WILDLIFE TRAFFICKING CRIMES

Fugitive Jefwa brothers linked to notorious Liberian poacher

They are wanted for their role in smuggling of 511 pieces of ivory tusks in 2015.

In Summary
  • The brothers were recently linked to a notorious Liberian Ivory poacher, Moazu Kromah, charged with running an international criminal enterprise in the US.
  • The Jefwa brothers have been on the run since 2015 when other suspects linked to the consignment were arrested and charged in court.

Two brothers linked to a Sh570 million consignment of wildlife trophies nabbed in 2015 are still on the run five years down the line.

Nicholas and his younger brother Samuel Jefwa are accused of conspiring with other suspects to traffic in 511 pieces of ivory. The ivory pieces were later nabbed in Thailand in 2015.

The Jefwa brothers have been on the run since 2015 when other suspects linked to the consignment were arrested and charged in court.

Interpol had also issued a Red Notice on the brothers and listed them as wanted persons for illicit dealing in wildlife trophies and organised criminal activities.

The brothers were said to have been officials of Potential Quality Services, the company that allegedly exported the containers with the elephant tusks.

Two containers destined for Thailand and Singapore were concealed with blended tea and it is alleged that the Jefwa brothers signed for the exportation.

However, authorities were only able to recover the container destined for Thailand while the whereabouts of the Singapore container are only known to its unknown owner.

By 2019, the brothers were on the Interpol’s Red Notice. However, a recent spot check on Interpol’s website reveals only one brother on the list.
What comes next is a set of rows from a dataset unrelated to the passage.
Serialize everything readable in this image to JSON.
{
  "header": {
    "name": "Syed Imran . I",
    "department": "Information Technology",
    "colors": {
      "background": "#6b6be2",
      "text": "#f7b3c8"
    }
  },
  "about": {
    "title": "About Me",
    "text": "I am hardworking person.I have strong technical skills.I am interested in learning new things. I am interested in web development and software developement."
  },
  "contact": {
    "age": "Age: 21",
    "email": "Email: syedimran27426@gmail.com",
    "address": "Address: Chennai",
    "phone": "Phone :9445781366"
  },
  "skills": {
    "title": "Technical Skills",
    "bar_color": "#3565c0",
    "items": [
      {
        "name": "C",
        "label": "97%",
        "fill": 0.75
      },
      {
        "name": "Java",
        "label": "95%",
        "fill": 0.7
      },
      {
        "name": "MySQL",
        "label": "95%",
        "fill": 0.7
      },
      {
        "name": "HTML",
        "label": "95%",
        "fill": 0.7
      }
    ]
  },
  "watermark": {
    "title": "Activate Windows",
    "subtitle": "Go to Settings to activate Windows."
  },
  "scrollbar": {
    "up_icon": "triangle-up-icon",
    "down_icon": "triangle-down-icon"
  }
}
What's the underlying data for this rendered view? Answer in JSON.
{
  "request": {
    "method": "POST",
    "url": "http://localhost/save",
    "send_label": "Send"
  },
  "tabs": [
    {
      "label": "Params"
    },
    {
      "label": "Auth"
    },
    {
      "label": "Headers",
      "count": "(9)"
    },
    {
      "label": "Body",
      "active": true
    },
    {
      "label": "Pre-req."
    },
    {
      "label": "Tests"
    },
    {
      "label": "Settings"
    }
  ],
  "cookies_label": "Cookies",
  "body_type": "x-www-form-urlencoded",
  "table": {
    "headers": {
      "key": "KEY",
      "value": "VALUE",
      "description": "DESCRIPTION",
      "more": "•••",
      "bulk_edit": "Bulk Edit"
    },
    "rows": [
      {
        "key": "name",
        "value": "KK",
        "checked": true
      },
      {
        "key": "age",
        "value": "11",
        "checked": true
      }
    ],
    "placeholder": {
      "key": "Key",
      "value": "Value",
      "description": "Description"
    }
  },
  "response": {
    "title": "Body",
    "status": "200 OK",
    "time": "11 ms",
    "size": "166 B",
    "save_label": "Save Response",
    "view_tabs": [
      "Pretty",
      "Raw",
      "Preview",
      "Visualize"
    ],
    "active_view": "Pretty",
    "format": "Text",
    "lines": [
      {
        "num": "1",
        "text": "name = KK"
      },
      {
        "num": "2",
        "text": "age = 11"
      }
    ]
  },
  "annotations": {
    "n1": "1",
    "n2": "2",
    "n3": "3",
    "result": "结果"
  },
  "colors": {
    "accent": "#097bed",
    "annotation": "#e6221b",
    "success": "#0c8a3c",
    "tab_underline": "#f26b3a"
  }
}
Samuel Bakari Jefwa, 31, is wanted for wildlife and other crimes. However, his elder brother no longer appears on the Interpol’s list of Kenyans wanted by the security agencies.

The Star could not ascertain whether Nicholas had been arrested as officials from Interpol could not be reached.

The brothers were recently linked to a notorious Liberian Ivory poacher, Moazu Kromah, who alongside three other Africans are facing criminal charges of running an international criminal enterprise in the US.

Kromah was charged at a court in Southern District of New York alongside Senegalese Amara Cherif, Kenyans Mansur Surur and Abdi Ahmed (fugitive).

All four men are charged with one count of conspiracy to commit wildlife trafficking and two counts of wildlife trafficking.

They allegedly conspired to transport, distribute, sell and smuggle approximately 190kg of rhinoceros horns and 10 tons of ivory from East African nations to buyers located in the US and Southeast of Asia.

According to court documents, Kromah, a well-known individual in the underworld of smuggling of wildlife trophies, used his connections to oversee successful exportation of a consignment to Thailand and Singapore.

It is alleged that the Jefwa brothers were signatories of the two containers.

The DPP has now filed an application before a Mombasa court seeking to introduce fresh evidence in a criminal case against a father Abdulrahman Mahmoud and his two sons Mahmoud Abulrahman and Sheikh Mahmoud who are accused of trafficking the 511 pieces of ivory.

According to affidavits filed in court, the brothers and their Kenyan counterparts are connected to the international criminal enterprise in either sourcing or financially supporting the trafficking of ivory.

The DPP said US intelligence connected the Jefwa brothers and their accomplices who allegedly supported the international criminal enterprise with planning, transportation and destination marketing of the 511 pieces of elephant tasks.